In an embodiment, fig. 3 is a block diagram of a second educational data management system according to an embodiment of the present invention, and as shown in fig. 3, the educational data management system further includes a data application module 15, where the data application module 15 is connected to the data warehouse module 12, and is configured to receive a data application instruction and retrieve corresponding data from the data warehouse module 12; the data application comprises at least one of data analysis, data query, data interface service and BI report. The system provided by the embodiment of the invention can be suitable for different application scenes and various data statistical reports, supports data mining and model training of algorithm engineers, and supports flexible data external services. Optionally, when the application instructions include data mining and algorithm requirements, the moderate summarized data may be used for data profile understanding, and the light summarized data content is used for model training and algorithm implementation.
The educational data management system further comprises a rights management module 16 for providing different usage rights according to the user's rights level, wherein the rights level includes analyst rights and engineer rights. The system can be normally used for carrying out application operations such as data analysis and the like under the authority of an analyst. And partial data parameters in each module in the system can be modified according to business requirements under the authority of an engineer.
According to the embodiment, the educational data management system provided by the invention at least has the following beneficial effects:
the system provided by the invention abstracts a plurality of topic models according to the characteristics of the internet education data to construct an education data warehouse, and the education data warehouse is used as a topic-oriented, integrated, time-varying and relatively stable data set, so that the support of data analysis decision can be realized. The invention can realize the application of the data in the education field, support the multi-dimensional instant query and analysis of the education data, is suitable for various frequently-variable analysis scenes, can realize the accurate mastering of the data, the statistical analysis and reporting requirements and provides a basis for data mining and decision support.

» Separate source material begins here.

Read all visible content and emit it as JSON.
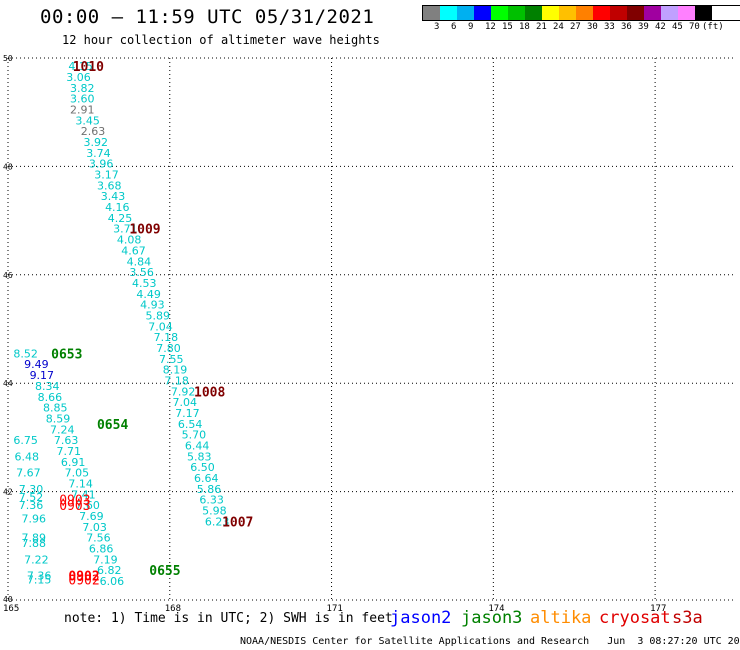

Although some specific embodiments of the present invention have been described in detail by way of examples, it should be understood by those skilled in the art that the above examples are for illustrative purposes only and are not intended to limit the scope of the present invention. It will be appreciated by those skilled in the art that modifications may be made to the above embodiments without departing from the scope and spirit of the invention. The scope of the invention is defined by the appended claims.